Output from a schema analysing EU Parliament speeches on migration

Schema results showing extracted fields from parliamentary speeches
Each speech gets analysed for the same fields: position summary, security stance (1-10), location mentions, talking point topics, migration attitude, governance focus, rhetoric style. The schema defines what to extract - the AI does the extraction. With structured output, you can filter, compare, and visualise. Which speakers emphasise humanitarian concerns vs. security? How does rhetoric differ by country? That’s the point.

The schema that was used to extract the data

Schema

Building a Schema

Start with your actual questions. What do you want to know about your documents?
  • What positions are being taken?
  • How is the issue framed?
  • Who’s mentioned, and in what context?
  • What’s the emotional temperature?
Then turn each question into an extraction field.

Good Instructions vs.
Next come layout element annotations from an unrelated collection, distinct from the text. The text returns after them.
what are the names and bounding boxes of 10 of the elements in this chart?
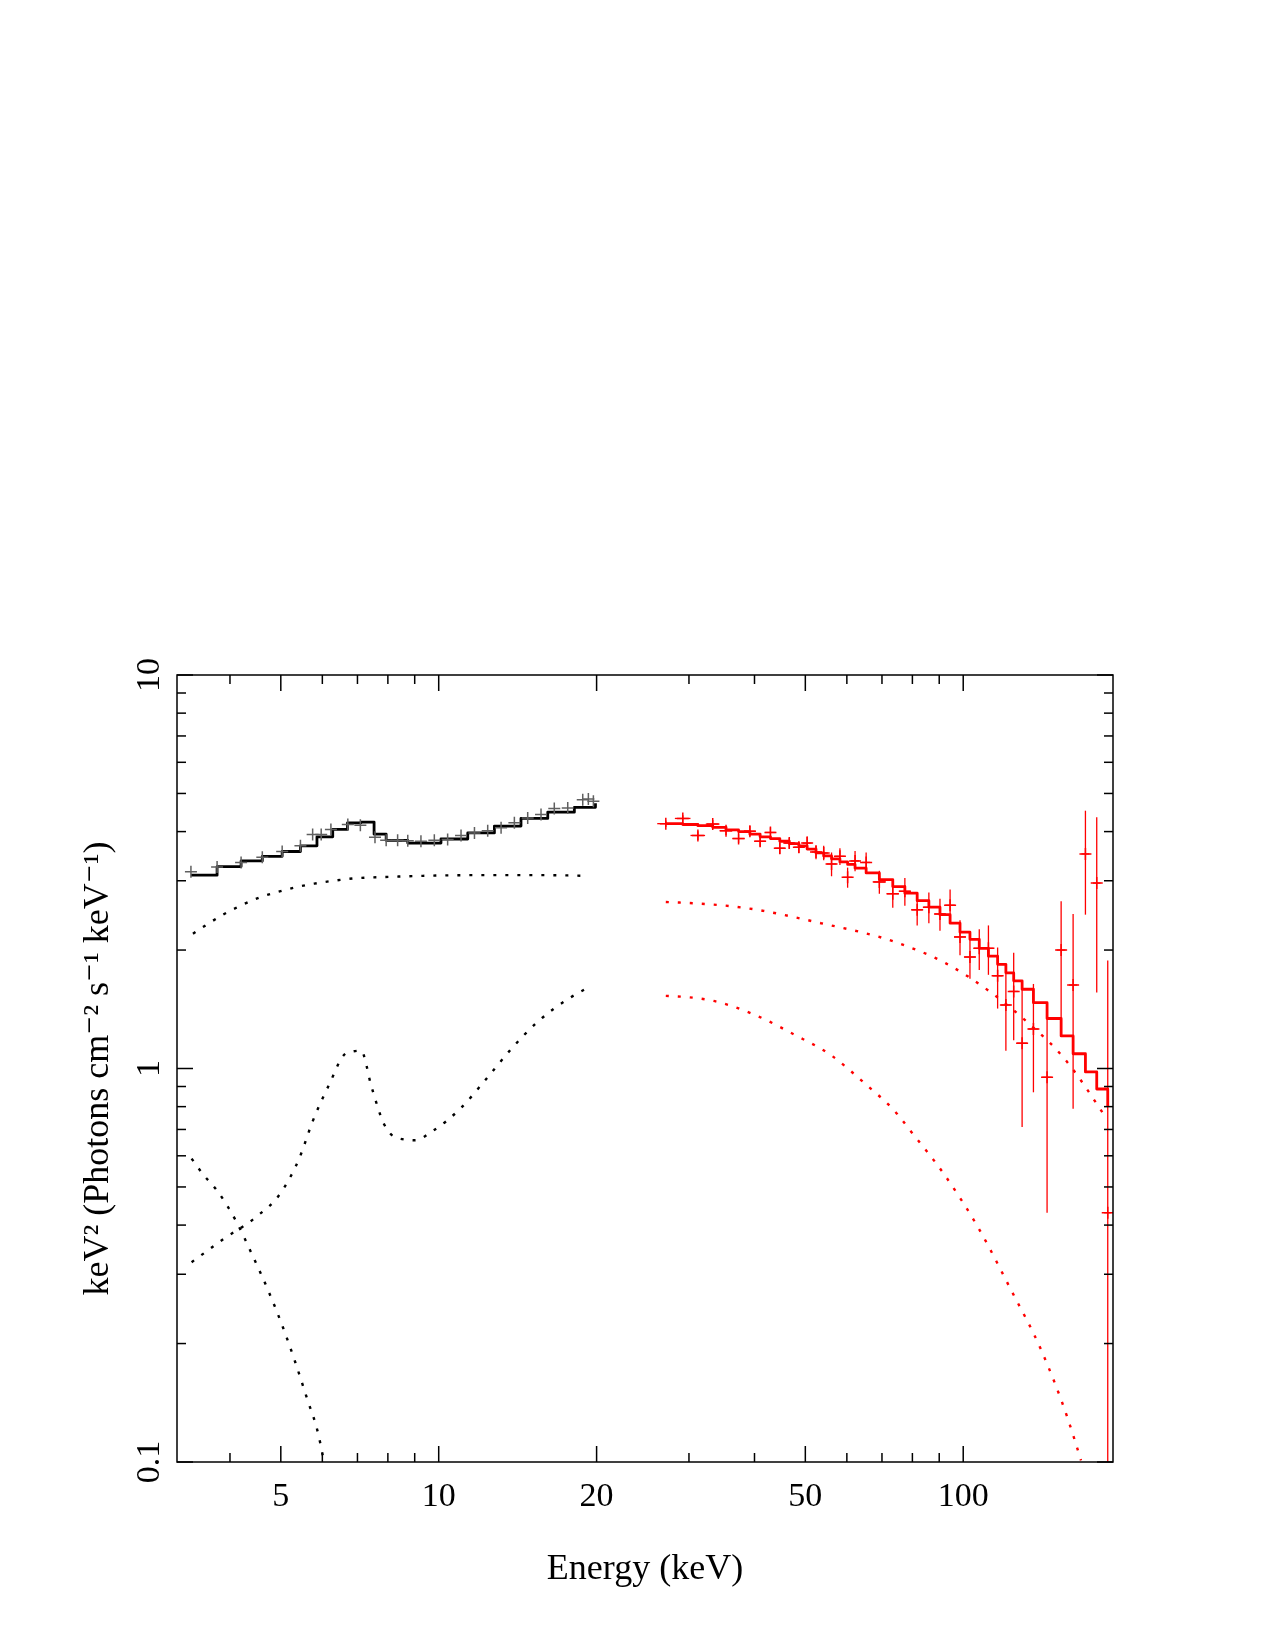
y-tick-label: 0.1	[129, 1440, 166, 1484]
x-tick-label: 100	[937, 1476, 989, 1513]
x-tick-label: 20	[579, 1476, 614, 1513]
x-axis-title: Energy (keV)	[546, 1547, 744, 1587]
x-tick-label: 10	[421, 1476, 456, 1513]
y-tick-label: 10	[129, 658, 166, 692]
x-tick-label: 5	[272, 1476, 290, 1513]
y-axis-title: keV² (Photons cm⁻² s⁻¹ keV⁻¹)	[76, 841, 116, 1296]
x-tick-label: 50	[788, 1476, 823, 1513]
y-tick-label: 1	[129, 1060, 166, 1077]
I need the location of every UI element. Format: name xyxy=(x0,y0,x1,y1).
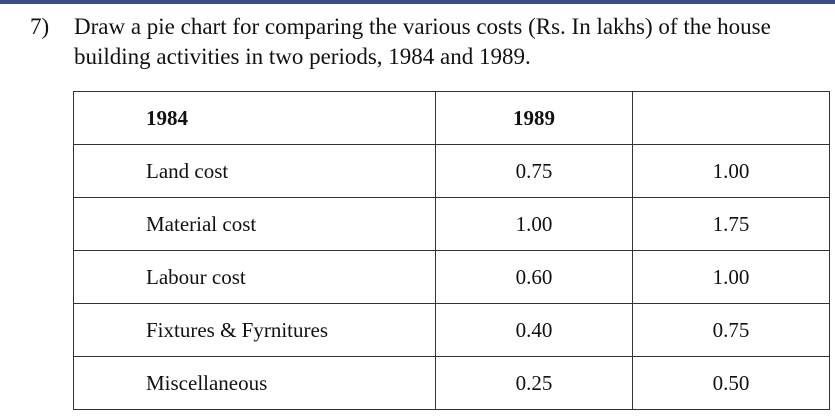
table-row: Land cost 0.75 1.00 xyxy=(73,144,830,198)
table-cell: 1.75 xyxy=(632,197,830,251)
header-cell xyxy=(632,91,830,145)
table-header-row: 1984 1989 xyxy=(73,91,830,145)
table-row: Miscellaneous 0.25 0.50 xyxy=(73,356,830,410)
header-cell: 1984 xyxy=(73,91,436,145)
question-number: 7) xyxy=(30,14,50,39)
table-cell: 0.75 xyxy=(435,144,633,198)
table-row: Fixtures & Fyrnitures 0.40 0.75 xyxy=(73,303,830,357)
table-cell: 0.50 xyxy=(632,356,830,410)
table-cell: 1.00 xyxy=(632,250,830,304)
table-cell: 1.00 xyxy=(632,144,830,198)
table-cell: Fixtures & Fyrnitures xyxy=(73,303,436,357)
table-cell: Miscellaneous xyxy=(73,356,436,410)
question-text: Draw a pie chart for comparing the vario… xyxy=(74,14,771,69)
table-cell: Material cost xyxy=(73,197,436,251)
table-cell: 0.60 xyxy=(435,250,633,304)
top-divider xyxy=(0,0,835,4)
table-cell: 0.75 xyxy=(632,303,830,357)
table-cell: Labour cost xyxy=(73,250,436,304)
table-cell: Land cost xyxy=(73,144,436,198)
table-row: Material cost 1.00 1.75 xyxy=(73,197,830,251)
table-cell: 1.00 xyxy=(435,197,633,251)
cost-table: 1984 1989 Land cost 0.75 1.00 Material c… xyxy=(73,91,830,410)
table-cell: 0.40 xyxy=(435,303,633,357)
table-row: Labour cost 0.60 1.00 xyxy=(73,250,830,304)
table-cell: 0.25 xyxy=(435,356,633,410)
header-cell: 1989 xyxy=(435,91,633,145)
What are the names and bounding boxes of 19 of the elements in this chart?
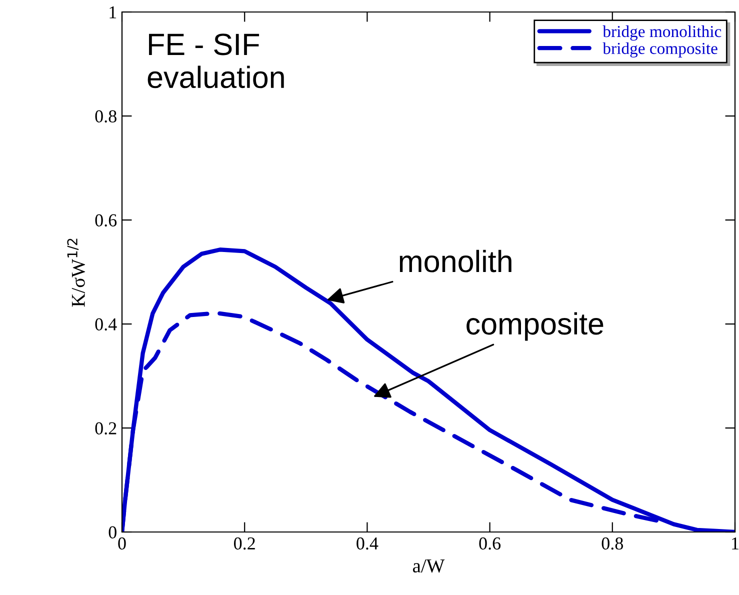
annotation: monolith (400, 250, 512, 272)
x-tick-label: 0.8 (602, 537, 623, 550)
y-tick-label: 0.6 (95, 214, 117, 227)
annotation: composite (466, 312, 604, 341)
y-tick-label: 0 (108, 526, 116, 538)
x-tick-label: 1 (732, 537, 738, 550)
x-tick-label: 0 (118, 537, 126, 550)
x-axis-title: a/W (412, 559, 445, 573)
y-tick-label: 1 (110, 6, 116, 18)
legend-label: bridge composite (602, 42, 718, 58)
annotation: FE - SIF evaluation (148, 34, 284, 88)
y-tick-label: 0.2 (95, 422, 116, 435)
x-tick-label: 0.2 (234, 537, 255, 550)
x-tick-label: 0.6 (479, 537, 501, 550)
y-tick-label: 0.8 (95, 110, 116, 123)
x-tick-label: 0.4 (356, 537, 378, 550)
y-tick-label: 0.4 (95, 318, 117, 331)
y-axis-title: K/σW$^{1/2}$ (67, 238, 86, 307)
legend-label: bridge monolithic (602, 25, 722, 41)
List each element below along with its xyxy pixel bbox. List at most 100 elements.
Vague Instructions

The difference between useful output and noise is specificity.

security_stance

Type: Number (1-10)
Extract: Position on border security. 1 = open borders, 10 = strict enforcement

talking_point_topics

Type: List
Extract: Main topics discussed - migration policy, demographic change, EU solidarity, public services, etc.
Clear scales, concrete categories, examples of valid values.

Field Types

TypeUse forExample
StringFreeform text, summaries, answers, categoriessummary: "Speaker argues for..."
NumberRatings, scales, counts, amountssecurity_stance: 7
ListMultiple values, tags, topicstopics: ["migration", "EU solidarity"]
Binary fields for filtering: It’s often useful to include 0/1 or yes/no fields for filtering results. Something like is_spam: 0 or is_relevant: 1 lets you quickly filter out noise in dashboards.

Special Field Names

Certain field names unlock specific features when you view results:
Field nameWhat it enablesHow to prompt
locationGeographic maps - locations get geocoded and plottedAsk for single most relevant location or region relevant
timestampTime series charts - combine with number fields to track changes over timeAsk for a ISO timestamp of the article’s main event or publication date
summaryHighlighted in result views as the main descriptionAsk for a summary with your preferred style and length
tagsCounted and aggregated across resultsEither freeform or just from a few given tags
It is always good to provide a fallback choice like “None” or “Unapplicable”.
Other list fields also get counted automatically. If you extract talking_point_topics as a list, you’ll see frequency distributions in dashboards. Numbers with defined scales (1-10, 1-5) work well for comparative analysis - they enable meaningful aggregation and time series when combined with timestamps.

Tips

Include examples in your instructions. “Source type: government, activist, expert, journalist, or anonymous” gives the AI a bounded set to work with. Use scales for subjective measures. “Emotional intensity (1-10)” is more useful than “how emotional is it?” because you can aggregate and compare. Start simple, then add. Begin with basic extraction (who, what, where), confirm it works, then layer in analysis fields (sentiment, framing, stance). Look at failures. When extraction is wrong or inconsistent, the instructions usually need tightening. What did the AI misunderstand?

Sharing Schemas

Schemas can be uploaded to the library for others to use. They can see your methodology, critique it, replicate it, build on it. Transparency about how analysis is done matters - it’s what separates systematic research from vibes.